Take for example the principle of reciprocity: I do something for you, and you feel an overwhelming need to do something for me. This principle allows me to trust that we can enter into mutual agreements, which in turn allows for specialization. If I didn't trust that a farmer would grow my food, I wouldn't be able to spend my days worrying about things like Facebook and Twitter.
Or consider the concept of social proof, where we look to others as a guide for how to behave. In its most disturbing incarnation, social proof can turn into pluralistic ignorance, where cries for help go ignored while passersby wait for someone else to make the first move. But in its positive form, social proof fuels a cohesive society. It is what allows markets to grow beyond the early adopters. It is what drives populist movements, for good or for bad.
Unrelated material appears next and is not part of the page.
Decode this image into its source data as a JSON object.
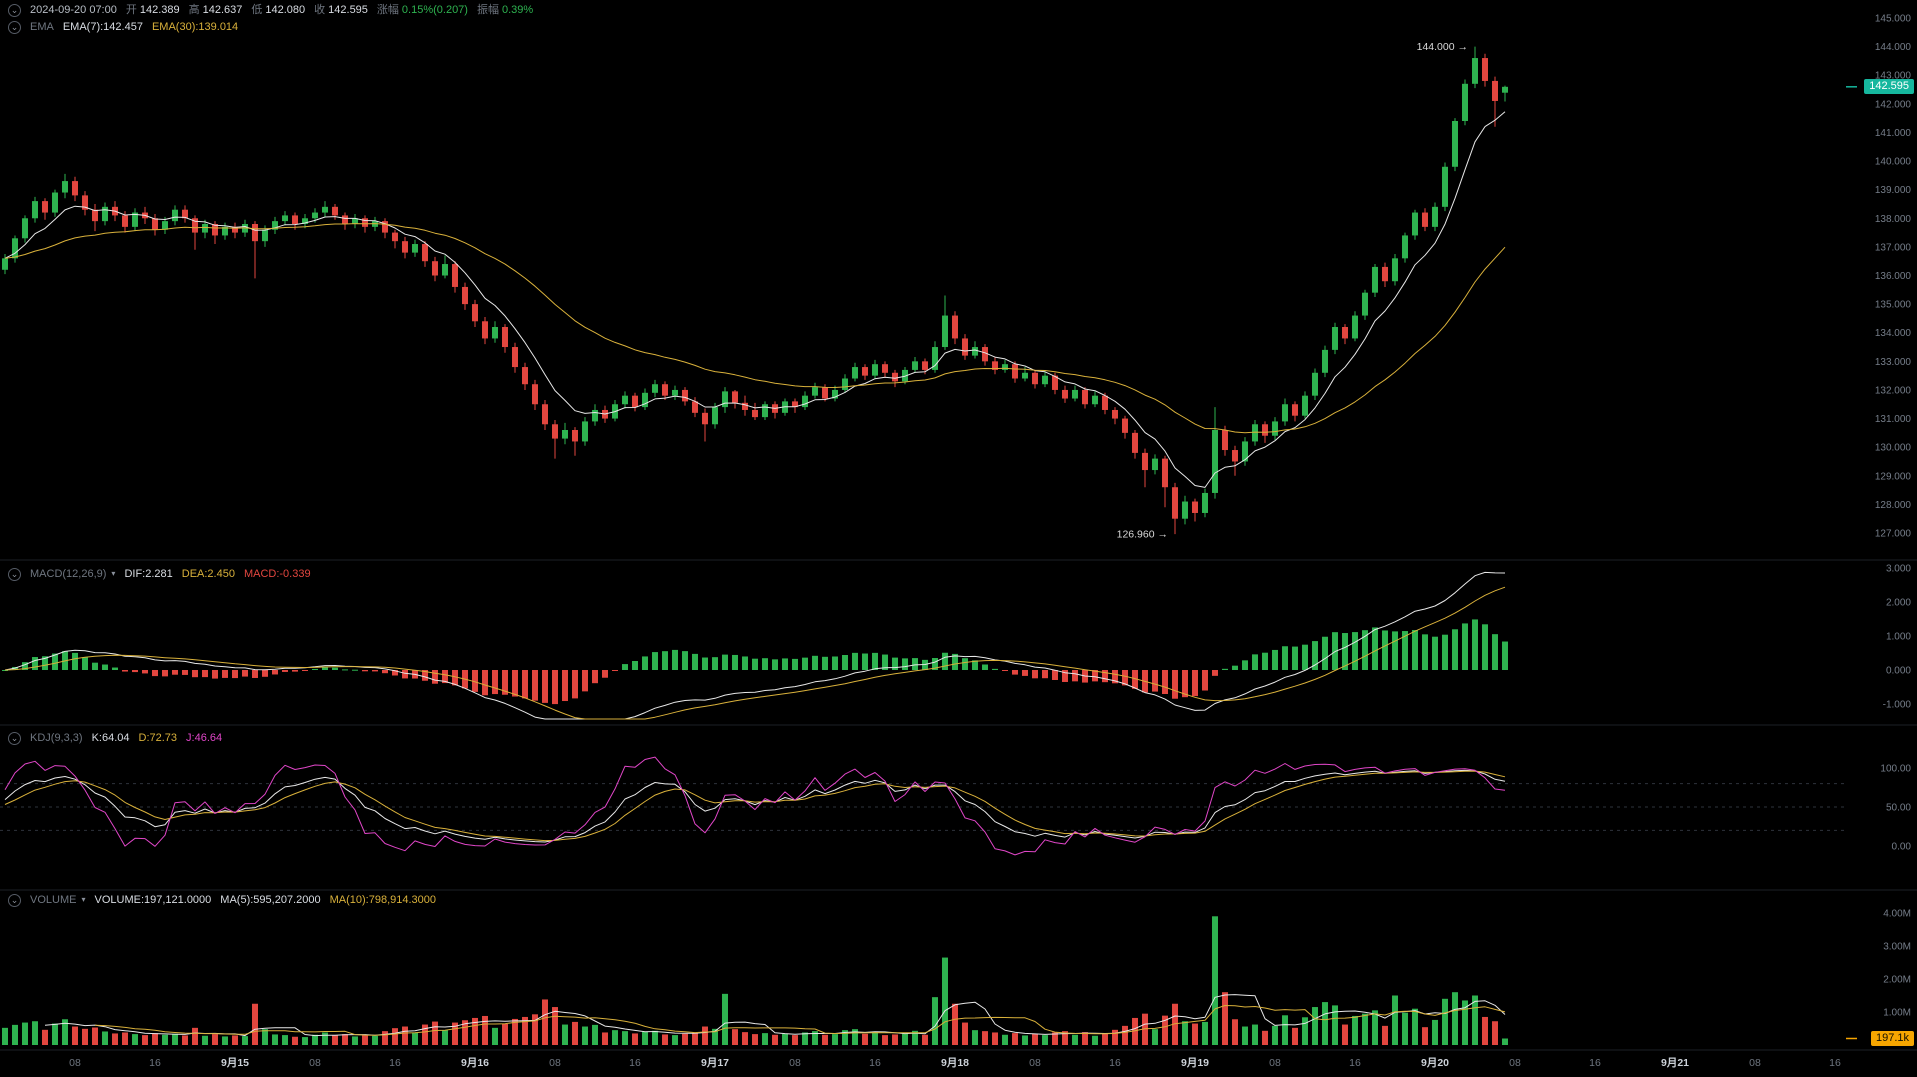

At its core, PageRank is built on social proof. Google looks to see whether other people think this page is important before deciding how important it is. The fact that there are lots of links back to this page proves its worth and earns your trust.
We all know that you can't believe everything you read on the Internet. But Google lives in a sort of trust utopia. Its users believe the system will find the most credible information available, but don't hold the search engine accountable if the information is inaccurate or just plain false.
The ecosystem that has evolved around the search giant piggybacks on that trust. Yes, people click on the top ten results because they're too lazy to search further, but I would bet that we also experience a placebo trust effect, perceiving the links on the first page to be more trustworthy.
As Cialdini points out more than once, behavioral shortcuts -- like trust -- are valuable. They allow us to rely on external cues to quickly navigate oceans of data. So it would be a mistake to discard them wholesale. But it's equally important to be aware of them and to be cognizant of their influence, so that we might know when our trust is a useful tool and when it might lead us astray. As Finley Peter Dunne said, "Trust everybody, but cut the cards."